Hetherington and Weiler call these worldviews, which express themselves in everything from policy preferences to parenting styles, “fixed” versus “fluid.” The fixed worldview “describes people who are warier of social and cultural change and hence more set in their ways, more suspicious of outsiders, and more comfortable with the familiar and predictable.” People with a fluid worldview, by contrast, “support changing social and cultural norms, are excited by things that are new and novel, and are open to, and welcoming of, people who look and sound different.”
What’s happened in recent decades, they argue, is that politics in general, and our political parties in particular, have reorganized around these worldviews, adding a new, and arguably irreconcilable, difference into our political divisions.
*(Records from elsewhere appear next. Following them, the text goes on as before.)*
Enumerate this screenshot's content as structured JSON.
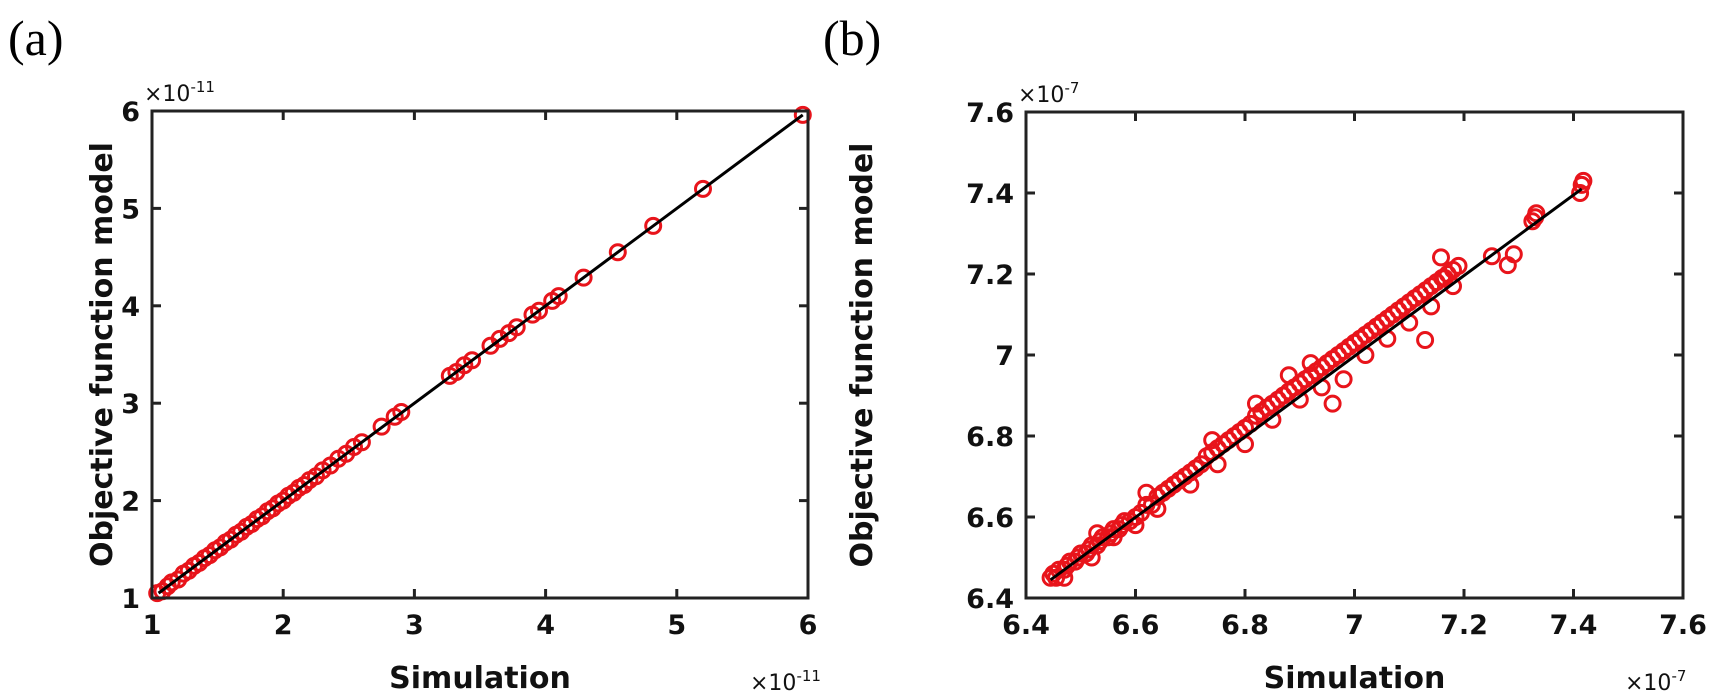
{
  "chart_data": [
    {
      "type": "scatter",
      "panel_label": "(a)",
      "xlabel": "Simulation",
      "ylabel": "Objective function model",
      "x_exponent": "×10",
      "x_exponent_power": "-11",
      "y_exponent": "×10",
      "y_exponent_power": "-11",
      "xlim": [
        1,
        6
      ],
      "ylim": [
        1,
        6
      ],
      "xticks": [
        "1",
        "2",
        "3",
        "4",
        "5",
        "6"
      ],
      "yticks": [
        "1",
        "2",
        "3",
        "4",
        "5",
        "6"
      ],
      "xtick_values": [
        1,
        2,
        3,
        4,
        5,
        6
      ],
      "ytick_values": [
        1,
        2,
        3,
        4,
        5,
        6
      ],
      "grid": false,
      "marker_color": "#e8141b",
      "line_color": "#000000",
      "fit_line": [
        [
          1.05,
          1.05
        ],
        [
          5.96,
          5.96
        ]
      ],
      "points": [
        [
          1.04,
          1.05
        ],
        [
          1.08,
          1.07
        ],
        [
          1.12,
          1.12
        ],
        [
          1.15,
          1.16
        ],
        [
          1.2,
          1.19
        ],
        [
          1.24,
          1.25
        ],
        [
          1.28,
          1.28
        ],
        [
          1.32,
          1.33
        ],
        [
          1.36,
          1.36
        ],
        [
          1.4,
          1.41
        ],
        [
          1.44,
          1.44
        ],
        [
          1.48,
          1.49
        ],
        [
          1.52,
          1.52
        ],
        [
          1.56,
          1.57
        ],
        [
          1.6,
          1.6
        ],
        [
          1.64,
          1.65
        ],
        [
          1.68,
          1.68
        ],
        [
          1.72,
          1.73
        ],
        [
          1.76,
          1.76
        ],
        [
          1.8,
          1.81
        ],
        [
          1.84,
          1.84
        ],
        [
          1.88,
          1.89
        ],
        [
          1.92,
          1.92
        ],
        [
          1.96,
          1.97
        ],
        [
          2.0,
          2.0
        ],
        [
          2.04,
          2.05
        ],
        [
          2.08,
          2.08
        ],
        [
          2.12,
          2.13
        ],
        [
          2.16,
          2.16
        ],
        [
          2.2,
          2.21
        ],
        [
          2.25,
          2.25
        ],
        [
          2.3,
          2.31
        ],
        [
          2.36,
          2.36
        ],
        [
          2.42,
          2.43
        ],
        [
          2.48,
          2.48
        ],
        [
          2.54,
          2.55
        ],
        [
          2.6,
          2.6
        ],
        [
          2.75,
          2.76
        ],
        [
          2.85,
          2.86
        ],
        [
          2.9,
          2.91
        ],
        [
          3.27,
          3.28
        ],
        [
          3.32,
          3.32
        ],
        [
          3.38,
          3.39
        ],
        [
          3.44,
          3.44
        ],
        [
          3.58,
          3.59
        ],
        [
          3.65,
          3.66
        ],
        [
          3.72,
          3.72
        ],
        [
          3.78,
          3.78
        ],
        [
          3.9,
          3.91
        ],
        [
          3.95,
          3.95
        ],
        [
          4.05,
          4.05
        ],
        [
          4.1,
          4.1
        ],
        [
          4.29,
          4.29
        ],
        [
          4.55,
          4.55
        ],
        [
          4.82,
          4.82
        ],
        [
          5.2,
          5.2
        ],
        [
          5.96,
          5.96
        ]
      ]
    },
    {
      "type": "scatter",
      "panel_label": "(b)",
      "xlabel": "Simulation",
      "ylabel": "Objective function model",
      "x_exponent": "×10",
      "x_exponent_power": "-7",
      "y_exponent": "×10",
      "y_exponent_power": "-7",
      "xlim": [
        6.4,
        7.6
      ],
      "ylim": [
        6.4,
        7.6
      ],
      "xticks": [
        "6.4",
        "6.6",
        "6.8",
        "7",
        "7.2",
        "7.4",
        "7.6"
      ],
      "yticks": [
        "6.4",
        "6.6",
        "6.8",
        "7",
        "7.2",
        "7.4",
        "7.6"
      ],
      "xtick_values": [
        6.4,
        6.6,
        6.8,
        7.0,
        7.2,
        7.4,
        7.6
      ],
      "ytick_values": [
        6.4,
        6.6,
        6.8,
        7.0,
        7.2,
        7.4,
        7.6
      ],
      "grid": false,
      "marker_color": "#e8141b",
      "line_color": "#000000",
      "fit_line": [
        [
          6.445,
          6.445
        ],
        [
          7.415,
          7.41
        ]
      ],
      "points": [
        [
          6.445,
          6.45
        ],
        [
          6.45,
          6.46
        ],
        [
          6.455,
          6.45
        ],
        [
          6.46,
          6.47
        ],
        [
          6.47,
          6.47
        ],
        [
          6.475,
          6.48
        ],
        [
          6.48,
          6.49
        ],
        [
          6.49,
          6.49
        ],
        [
          6.495,
          6.5
        ],
        [
          6.5,
          6.51
        ],
        [
          6.51,
          6.51
        ],
        [
          6.515,
          6.52
        ],
        [
          6.52,
          6.53
        ],
        [
          6.53,
          6.53
        ],
        [
          6.535,
          6.54
        ],
        [
          6.54,
          6.55
        ],
        [
          6.55,
          6.55
        ],
        [
          6.555,
          6.56
        ],
        [
          6.56,
          6.57
        ],
        [
          6.57,
          6.57
        ],
        [
          6.575,
          6.58
        ],
        [
          6.58,
          6.59
        ],
        [
          6.59,
          6.59
        ],
        [
          6.6,
          6.6
        ],
        [
          6.61,
          6.61
        ],
        [
          6.62,
          6.63
        ],
        [
          6.63,
          6.63
        ],
        [
          6.64,
          6.65
        ],
        [
          6.65,
          6.66
        ],
        [
          6.66,
          6.67
        ],
        [
          6.67,
          6.68
        ],
        [
          6.68,
          6.69
        ],
        [
          6.69,
          6.7
        ],
        [
          6.7,
          6.71
        ],
        [
          6.71,
          6.72
        ],
        [
          6.72,
          6.73
        ],
        [
          6.73,
          6.75
        ],
        [
          6.74,
          6.76
        ],
        [
          6.75,
          6.77
        ],
        [
          6.76,
          6.78
        ],
        [
          6.77,
          6.79
        ],
        [
          6.78,
          6.8
        ],
        [
          6.79,
          6.81
        ],
        [
          6.8,
          6.82
        ],
        [
          6.81,
          6.83
        ],
        [
          6.82,
          6.85
        ],
        [
          6.83,
          6.86
        ],
        [
          6.84,
          6.87
        ],
        [
          6.85,
          6.88
        ],
        [
          6.86,
          6.89
        ],
        [
          6.87,
          6.9
        ],
        [
          6.88,
          6.91
        ],
        [
          6.89,
          6.92
        ],
        [
          6.9,
          6.93
        ],
        [
          6.91,
          6.94
        ],
        [
          6.92,
          6.95
        ],
        [
          6.93,
          6.96
        ],
        [
          6.94,
          6.97
        ],
        [
          6.95,
          6.98
        ],
        [
          6.96,
          6.99
        ],
        [
          6.97,
          7.0
        ],
        [
          6.98,
          7.01
        ],
        [
          6.99,
          7.02
        ],
        [
          7.0,
          7.03
        ],
        [
          7.01,
          7.04
        ],
        [
          7.02,
          7.05
        ],
        [
          7.03,
          7.06
        ],
        [
          7.04,
          7.07
        ],
        [
          7.05,
          7.08
        ],
        [
          7.06,
          7.09
        ],
        [
          7.07,
          7.1
        ],
        [
          7.08,
          7.11
        ],
        [
          7.09,
          7.12
        ],
        [
          7.1,
          7.13
        ],
        [
          7.11,
          7.14
        ],
        [
          7.12,
          7.15
        ],
        [
          7.13,
          7.16
        ],
        [
          7.14,
          7.17
        ],
        [
          7.15,
          7.18
        ],
        [
          7.16,
          7.19
        ],
        [
          7.17,
          7.2
        ],
        [
          7.18,
          7.21
        ],
        [
          7.19,
          7.22
        ],
        [
          6.47,
          6.45
        ],
        [
          6.52,
          6.5
        ],
        [
          6.56,
          6.55
        ],
        [
          6.6,
          6.58
        ],
        [
          6.64,
          6.62
        ],
        [
          6.7,
          6.68
        ],
        [
          6.75,
          6.73
        ],
        [
          6.8,
          6.78
        ],
        [
          6.85,
          6.84
        ],
        [
          6.9,
          6.89
        ],
        [
          6.94,
          6.92
        ],
        [
          6.96,
          6.88
        ],
        [
          6.98,
          6.94
        ],
        [
          7.02,
          7.0
        ],
        [
          7.06,
          7.04
        ],
        [
          7.1,
          7.08
        ],
        [
          7.14,
          7.12
        ],
        [
          7.18,
          7.17
        ],
        [
          6.74,
          6.79
        ],
        [
          6.82,
          6.88
        ],
        [
          6.88,
          6.95
        ],
        [
          6.92,
          6.98
        ],
        [
          6.62,
          6.66
        ],
        [
          6.53,
          6.56
        ],
        [
          7.158,
          7.241
        ],
        [
          7.251,
          7.244
        ],
        [
          7.291,
          7.249
        ],
        [
          7.28,
          7.222
        ],
        [
          7.129,
          7.037
        ],
        [
          7.165,
          7.19
        ],
        [
          7.33,
          7.34
        ],
        [
          7.325,
          7.33
        ],
        [
          7.332,
          7.35
        ],
        [
          7.415,
          7.42
        ],
        [
          7.418,
          7.43
        ],
        [
          7.412,
          7.4
        ]
      ]
    }
  ]
}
That difference is visible in everything from what we think to where we live to how we shop, but it’s particularly apparent in how hard it is for us to understand how the other side views the world.It's undeniable that the Trump campaign was based on ludicrous fear-mongering; but Klein is still skeptical about some of how this is meant to work, asking twice why this has happened when the world has actually become safer. (And that's objectively true too, given that we don't live in a Cold War of the kind we did in the first half of my life, and the murder rate has dropped dramatically in so much of the world.)
I didn't find the answer completely satisfying. You can go read them yourself.
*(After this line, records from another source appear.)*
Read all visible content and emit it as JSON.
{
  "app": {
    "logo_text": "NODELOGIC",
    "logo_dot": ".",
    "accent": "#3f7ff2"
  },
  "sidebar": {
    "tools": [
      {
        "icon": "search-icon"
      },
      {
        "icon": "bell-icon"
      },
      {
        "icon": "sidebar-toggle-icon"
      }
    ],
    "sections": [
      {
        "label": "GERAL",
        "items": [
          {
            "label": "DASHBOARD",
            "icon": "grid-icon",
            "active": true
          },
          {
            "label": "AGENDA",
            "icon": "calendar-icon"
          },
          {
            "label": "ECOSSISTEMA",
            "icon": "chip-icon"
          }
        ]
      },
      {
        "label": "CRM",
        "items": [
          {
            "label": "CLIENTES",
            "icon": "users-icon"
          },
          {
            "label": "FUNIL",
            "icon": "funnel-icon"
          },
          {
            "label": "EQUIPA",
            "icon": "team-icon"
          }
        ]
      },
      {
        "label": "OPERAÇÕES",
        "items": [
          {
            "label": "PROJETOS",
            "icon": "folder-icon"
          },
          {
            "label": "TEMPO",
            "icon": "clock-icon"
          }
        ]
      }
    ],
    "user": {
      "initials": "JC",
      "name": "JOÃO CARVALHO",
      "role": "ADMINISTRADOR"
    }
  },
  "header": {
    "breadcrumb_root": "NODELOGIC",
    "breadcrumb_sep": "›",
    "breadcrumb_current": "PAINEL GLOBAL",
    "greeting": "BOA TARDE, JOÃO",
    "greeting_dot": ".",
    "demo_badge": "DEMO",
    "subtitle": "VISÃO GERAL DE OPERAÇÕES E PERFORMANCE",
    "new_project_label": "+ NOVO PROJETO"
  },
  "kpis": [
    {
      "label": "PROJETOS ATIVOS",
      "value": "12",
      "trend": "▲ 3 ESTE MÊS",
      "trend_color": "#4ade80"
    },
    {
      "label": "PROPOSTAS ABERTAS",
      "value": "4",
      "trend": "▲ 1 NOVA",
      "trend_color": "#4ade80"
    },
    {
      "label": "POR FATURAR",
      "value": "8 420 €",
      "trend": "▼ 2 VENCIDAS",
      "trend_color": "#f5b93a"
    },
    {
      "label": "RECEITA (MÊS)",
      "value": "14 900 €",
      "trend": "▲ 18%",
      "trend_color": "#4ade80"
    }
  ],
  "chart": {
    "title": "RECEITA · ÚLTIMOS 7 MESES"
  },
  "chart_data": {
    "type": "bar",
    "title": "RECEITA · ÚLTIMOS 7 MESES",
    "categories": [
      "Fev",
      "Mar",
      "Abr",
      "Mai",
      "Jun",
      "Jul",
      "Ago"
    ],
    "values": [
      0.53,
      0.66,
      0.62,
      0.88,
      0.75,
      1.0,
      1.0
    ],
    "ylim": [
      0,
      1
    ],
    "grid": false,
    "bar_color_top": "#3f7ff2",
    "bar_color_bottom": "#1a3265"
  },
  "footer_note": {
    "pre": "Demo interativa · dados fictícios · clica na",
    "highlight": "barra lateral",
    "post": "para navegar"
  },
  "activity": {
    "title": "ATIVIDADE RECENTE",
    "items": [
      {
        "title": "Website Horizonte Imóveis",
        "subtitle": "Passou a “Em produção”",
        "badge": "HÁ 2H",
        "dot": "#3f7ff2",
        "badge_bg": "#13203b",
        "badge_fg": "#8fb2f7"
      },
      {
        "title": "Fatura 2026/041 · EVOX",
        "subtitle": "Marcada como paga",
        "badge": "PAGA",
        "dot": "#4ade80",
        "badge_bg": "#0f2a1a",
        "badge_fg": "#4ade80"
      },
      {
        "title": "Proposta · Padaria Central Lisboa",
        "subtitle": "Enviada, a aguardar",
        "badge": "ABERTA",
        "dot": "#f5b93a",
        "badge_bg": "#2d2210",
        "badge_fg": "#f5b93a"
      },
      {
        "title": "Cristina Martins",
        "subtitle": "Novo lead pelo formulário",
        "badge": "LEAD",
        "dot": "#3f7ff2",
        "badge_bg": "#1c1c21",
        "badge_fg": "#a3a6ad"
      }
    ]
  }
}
But I did think the authors are right on this point -
The problem starts with conservative leaders.
The simple fact is that Republican leaders more often traffic in falsehoods than Democratic leaders do — climate change denial, birtherism, suggesting voter fraud is rampant, and more. These are not positions of the conservative fringe. The president of the United States himself has embraced all these falsehoods. If Democratic leaders were similarly likely to push false narratives, more Democrats would believe them.
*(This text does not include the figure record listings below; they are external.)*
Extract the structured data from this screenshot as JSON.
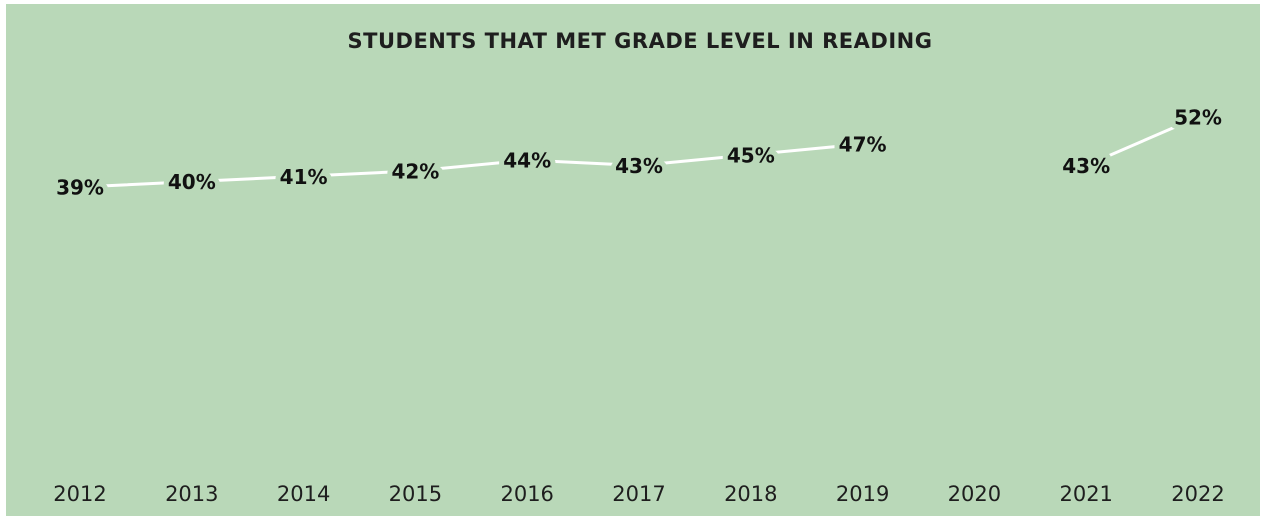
{
  "chart_data": {
    "type": "line",
    "title": "STUDENTS THAT MET GRADE LEVEL IN READING",
    "categories": [
      "2012",
      "2013",
      "2014",
      "2015",
      "2016",
      "2017",
      "2018",
      "2019",
      "2020",
      "2021",
      "2022"
    ],
    "series": [
      {
        "name": "Reading",
        "color": "#ffffff",
        "values": [
          39,
          40,
          41,
          42,
          44,
          43,
          45,
          47,
          null,
          43,
          52
        ],
        "value_labels": [
          "39%",
          "40%",
          "41%",
          "42%",
          "44%",
          "43%",
          "45%",
          "47%",
          null,
          "43%",
          "52%"
        ]
      }
    ],
    "ylim": [
      0,
      60
    ],
    "drop_lines": true
  }
}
Conservative media amplify these falsehoods. This is what links what leaders say and do to what the public believes. Liberals tend to rely on a range of liberal and mainstream news sources. Conservatives tend to rely on a much smaller number of highly ideological sources. According to a 2014 Pew study, consistent conservatives expressed the same level of mistrust of ABC News as consistent liberals did of Sean Hannity.
Hence, conservative Americans are more likely than liberals to believe falsehoods about the other side. For example, Democrats were about 12 points more likely than Republicans to say that the Bush administration directed flooding to parts of New Orleans during Katrina. But Republicans were 34 points more likely to believe Obama was born in Kenya than Democrats and 32 points more likely to believe that Obamacare included “death panels.”
That doesn’t mean that there is no biased thinking among liberals. They, too, are more willing to support or oppose a policy because it is or isn’t being carried out by their team. But skepticism about basic facts does, in fact, differ markedly by party and ideology.